The third part is provisioning, which allows services to key into pools of resources, not to specific servers.

A fourth element is telemetry, which allows policies to be set to manage the services, not the individual components.

The first parts of the N1 architecture will come out later this year as Sun introduces blade servers with N1 awareness built in, said Adam Hawley, group manager of N1 product marketing.

In a demonstration, Sun set up a service to sell books online. Instead of grabbing server and storage resources and then building the service on top of what was available, a solution provider answers a series of questions about required average lookup time, average buy time, charge back costs for the infrastructure and other service-level information. The N1 software then immediately creates a logical map of the services infrastructure and automatically provisions the service to the network.

John Murphy, executive vice president of Advanced Systems Group, a Denver-based solution provider, said N1 can cut the cost and complexity of deploying new systems,especially the manpower needed for training,which will mean more business and less need for clients to outsource the work.

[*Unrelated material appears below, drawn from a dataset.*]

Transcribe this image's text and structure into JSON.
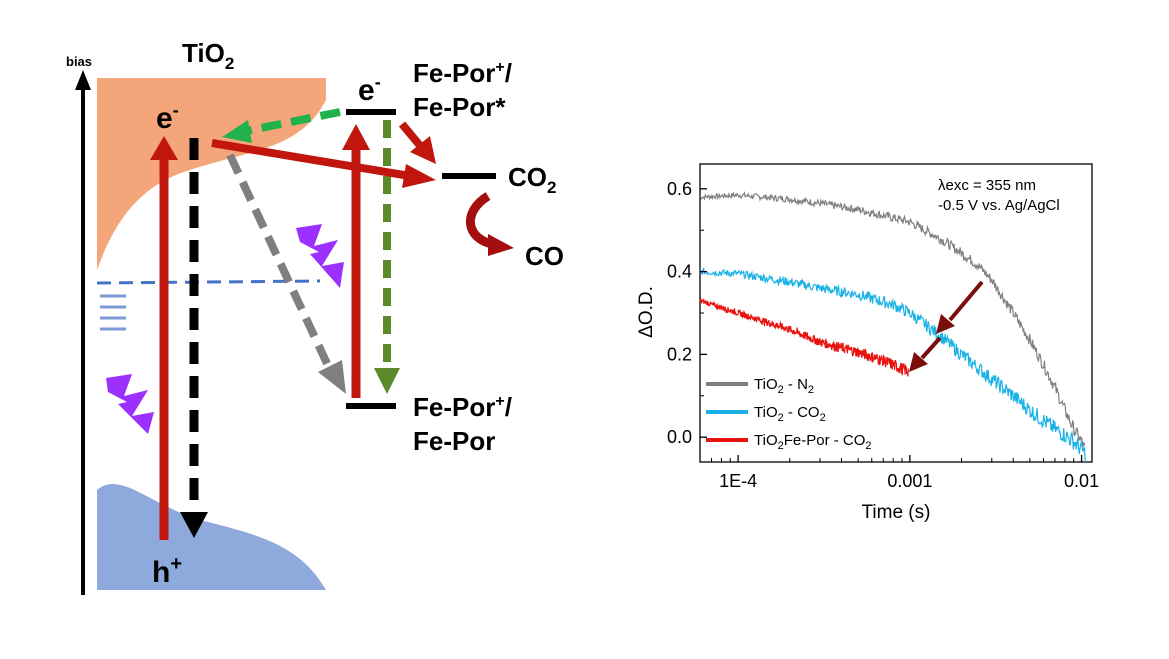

"As a reseller, the more things that get outsourced to [IBM Global Services, the worse for us," he said. "N1 will get customers to see that, instead of outsourcing, they can get equipment from Advanced Systems Group and use Sun to move things forward faster."

The N1 system can be used to upgrade services or build services for later deployment, MacKay said. "This is all handled by the service owners," he said. "There is no need for interaction from IT."

N1 is expected to be rolled out in three phases, Hawley said. Solution providers will be able to participate in N1 from the beginning, he said.